There are 2 general approaches to managing virtual environments on the local machine. One is to set up a common repository
for all virtual environments such as $HOME/.venvs
(there's no widely accepted naming convention on this). Another
approach is to set up one locally in the specific root directory of the project. Further instructions on how exactly to
create and manage virtual environments through virtualenv
can be found on the documentation specified above.
In this repository, the venv
directory has been set up to be ignored by version control. It can be used to contain
virtual environments for the local development machine.
To install required modules needed to develop and run this codebase, the following command is used:
pip install -r requirements.txt
The requirements.txt
file specifies a list of modules that are needed to be installed to successfully run the code.
When new modules are added through pip
, it is advised to keep the list up to date by using freeze
:
pip freeze > requirements.txt
This command will overwrite the text file with all the modules needed including the last ones installed along with the versions used for the local environment.
Test driven development is observed for this project and unit tests are required for any fairly complex part of the
system. Unit tests are written using Python's unittest
module, and can be run using the built-in testing system.
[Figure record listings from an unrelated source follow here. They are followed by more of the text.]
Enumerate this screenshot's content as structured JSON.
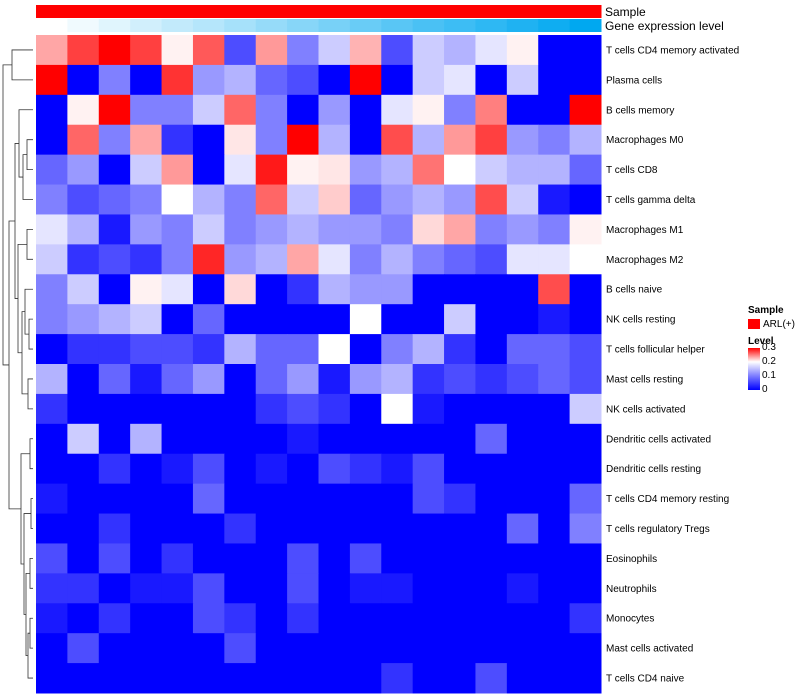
{
  "chart_data": {
    "type": "heatmap",
    "annotation_tracks": [
      {
        "name": "Sample",
        "color": "#ff0000",
        "values": [
          "ARL(+)",
          "ARL(+)",
          "ARL(+)",
          "ARL(+)",
          "ARL(+)",
          "ARL(+)",
          "ARL(+)",
          "ARL(+)",
          "ARL(+)",
          "ARL(+)",
          "ARL(+)",
          "ARL(+)",
          "ARL(+)",
          "ARL(+)",
          "ARL(+)",
          "ARL(+)",
          "ARL(+)",
          "ARL(+)"
        ]
      },
      {
        "name": "Gene expression level",
        "color": "#00a8f0",
        "values": [
          0.0,
          0.06,
          0.12,
          0.18,
          0.24,
          0.29,
          0.35,
          0.41,
          0.47,
          0.53,
          0.59,
          0.65,
          0.71,
          0.76,
          0.82,
          0.88,
          0.94,
          1.0
        ]
      }
    ],
    "rows": [
      "T cells CD4 memory activated",
      "Plasma cells",
      "B cells memory",
      "Macrophages M0",
      "T cells CD8",
      "T cells gamma delta",
      "Macrophages M1",
      "Macrophages M2",
      "B cells naive",
      "NK cells resting",
      "T cells follicular helper",
      "Mast cells resting",
      "NK cells activated",
      "Dendritic cells activated",
      "Dendritic cells resting",
      "T cells CD4 memory resting",
      "T cells regulatory  Tregs",
      "Eosinophils",
      "Neutrophils",
      "Monocytes",
      "Mast cells activated",
      "T cells CD4 naive"
    ],
    "values": [
      [
        0.17,
        0.25,
        0.3,
        0.25,
        0.11,
        0.23,
        0.03,
        0.18,
        0.05,
        0.08,
        0.16,
        0.03,
        0.08,
        0.07,
        0.09,
        0.11,
        0.0,
        0.0
      ],
      [
        0.3,
        0.0,
        0.05,
        0.0,
        0.26,
        0.06,
        0.07,
        0.04,
        0.03,
        0.0,
        0.3,
        0.0,
        0.08,
        0.09,
        0.0,
        0.08,
        0.0,
        0.0
      ],
      [
        0.0,
        0.11,
        0.3,
        0.05,
        0.05,
        0.08,
        0.22,
        0.05,
        0.0,
        0.06,
        0.0,
        0.09,
        0.11,
        0.05,
        0.2,
        0.0,
        0.0,
        0.3
      ],
      [
        0.0,
        0.22,
        0.05,
        0.17,
        0.02,
        0.0,
        0.12,
        0.05,
        0.3,
        0.07,
        0.0,
        0.24,
        0.07,
        0.18,
        0.25,
        0.06,
        0.05,
        0.07
      ],
      [
        0.04,
        0.06,
        0.0,
        0.08,
        0.18,
        0.0,
        0.09,
        0.28,
        0.11,
        0.12,
        0.06,
        0.07,
        0.21,
        0.1,
        0.08,
        0.07,
        0.07,
        0.04
      ],
      [
        0.05,
        0.03,
        0.04,
        0.05,
        0.1,
        0.07,
        0.05,
        0.22,
        0.08,
        0.14,
        0.04,
        0.06,
        0.07,
        0.06,
        0.24,
        0.08,
        0.01,
        0.0
      ],
      [
        0.09,
        0.07,
        0.01,
        0.06,
        0.05,
        0.08,
        0.05,
        0.06,
        0.07,
        0.06,
        0.06,
        0.05,
        0.13,
        0.17,
        0.05,
        0.06,
        0.05,
        0.11
      ],
      [
        0.08,
        0.02,
        0.03,
        0.02,
        0.05,
        0.27,
        0.06,
        0.07,
        0.17,
        0.09,
        0.05,
        0.07,
        0.05,
        0.04,
        0.03,
        0.09,
        0.09,
        0.1
      ],
      [
        0.05,
        0.08,
        0.0,
        0.11,
        0.09,
        0.0,
        0.13,
        0.0,
        0.02,
        0.07,
        0.06,
        0.06,
        0.0,
        0.0,
        0.0,
        0.0,
        0.24,
        0.0
      ],
      [
        0.05,
        0.06,
        0.07,
        0.08,
        0.0,
        0.04,
        0.0,
        0.0,
        0.0,
        0.0,
        0.1,
        0.0,
        0.0,
        0.08,
        0.0,
        0.0,
        0.01,
        0.0
      ],
      [
        0.0,
        0.02,
        0.02,
        0.03,
        0.03,
        0.02,
        0.07,
        0.04,
        0.04,
        0.1,
        0.0,
        0.05,
        0.07,
        0.02,
        0.0,
        0.04,
        0.04,
        0.03
      ],
      [
        0.07,
        0.0,
        0.04,
        0.01,
        0.04,
        0.06,
        0.0,
        0.04,
        0.06,
        0.01,
        0.06,
        0.07,
        0.02,
        0.03,
        0.02,
        0.03,
        0.04,
        0.03
      ],
      [
        0.02,
        0.0,
        0.0,
        0.0,
        0.0,
        0.0,
        0.0,
        0.02,
        0.03,
        0.02,
        0.0,
        0.1,
        0.01,
        0.0,
        0.0,
        0.0,
        0.0,
        0.08
      ],
      [
        0.0,
        0.08,
        0.0,
        0.07,
        0.0,
        0.0,
        0.0,
        0.0,
        0.01,
        0.0,
        0.0,
        0.0,
        0.0,
        0.0,
        0.04,
        0.0,
        0.0,
        0.0
      ],
      [
        0.0,
        0.0,
        0.02,
        0.0,
        0.01,
        0.03,
        0.0,
        0.01,
        0.0,
        0.03,
        0.02,
        0.01,
        0.03,
        0.0,
        0.0,
        0.0,
        0.0,
        0.0
      ],
      [
        0.01,
        0.0,
        0.0,
        0.0,
        0.0,
        0.04,
        0.0,
        0.0,
        0.0,
        0.0,
        0.0,
        0.0,
        0.03,
        0.02,
        0.0,
        0.0,
        0.0,
        0.04
      ],
      [
        0.0,
        0.0,
        0.02,
        0.0,
        0.0,
        0.0,
        0.02,
        0.0,
        0.0,
        0.0,
        0.0,
        0.0,
        0.0,
        0.0,
        0.0,
        0.04,
        0.0,
        0.05
      ],
      [
        0.03,
        0.0,
        0.03,
        0.0,
        0.02,
        0.0,
        0.0,
        0.0,
        0.03,
        0.0,
        0.03,
        0.0,
        0.0,
        0.0,
        0.0,
        0.0,
        0.0,
        0.0
      ],
      [
        0.02,
        0.02,
        0.0,
        0.01,
        0.01,
        0.03,
        0.0,
        0.0,
        0.03,
        0.0,
        0.01,
        0.01,
        0.0,
        0.0,
        0.0,
        0.01,
        0.0,
        0.0
      ],
      [
        0.01,
        0.0,
        0.02,
        0.0,
        0.0,
        0.03,
        0.02,
        0.0,
        0.02,
        0.0,
        0.0,
        0.0,
        0.0,
        0.0,
        0.0,
        0.0,
        0.0,
        0.02
      ],
      [
        0.0,
        0.03,
        0.0,
        0.0,
        0.0,
        0.0,
        0.03,
        0.0,
        0.0,
        0.0,
        0.0,
        0.0,
        0.0,
        0.0,
        0.0,
        0.0,
        0.0,
        0.0
      ],
      [
        0.0,
        0.0,
        0.0,
        0.0,
        0.0,
        0.0,
        0.0,
        0.0,
        0.0,
        0.0,
        0.0,
        0.02,
        0.0,
        0.0,
        0.03,
        0.0,
        0.0,
        0.0
      ]
    ],
    "color_scale": {
      "min": 0,
      "mid": 0.1,
      "max": 0.3,
      "low_color": "#0000ff",
      "mid_color": "#ffffff",
      "high_color": "#ff0000"
    },
    "row_dendrogram": true,
    "column_dendrogram": false
  },
  "legend": {
    "sample_title": "Sample",
    "sample_entry": "ARL(+)",
    "sample_color": "#ff0000",
    "level_title": "Level",
    "level_ticks": [
      "0.3",
      "0.2",
      "0.1",
      "0"
    ]
  }
}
However, for finer grain control on testing, nosetests
can also be used. For one, nosetests
can run a single test
from any given test module. For example, to run test_addition
test method in test_arithmetic_operations
module, the
following can be used:
nosetests tests.test_arithmentic_operations:TestArithmeticOperations.test_addtion
In the sample above, TestArithmeticOperations
is the name of the test case (i.e. the Python class that extends
unittest.TestCase
). More options can be found at the official nose test documentation Web site.
Being able to run a single test from any given test case means it's possible to debug a specific block of code using
any IDE's debugging tool. JetBrains' PyCharm in particular support single test
call through a few selected tools one of which is nosetest
. To set nosetest
as the default test runner in PyCharm,
set the Default test runner option in Tools > Python Integrated Tools pane of the IDE preferences.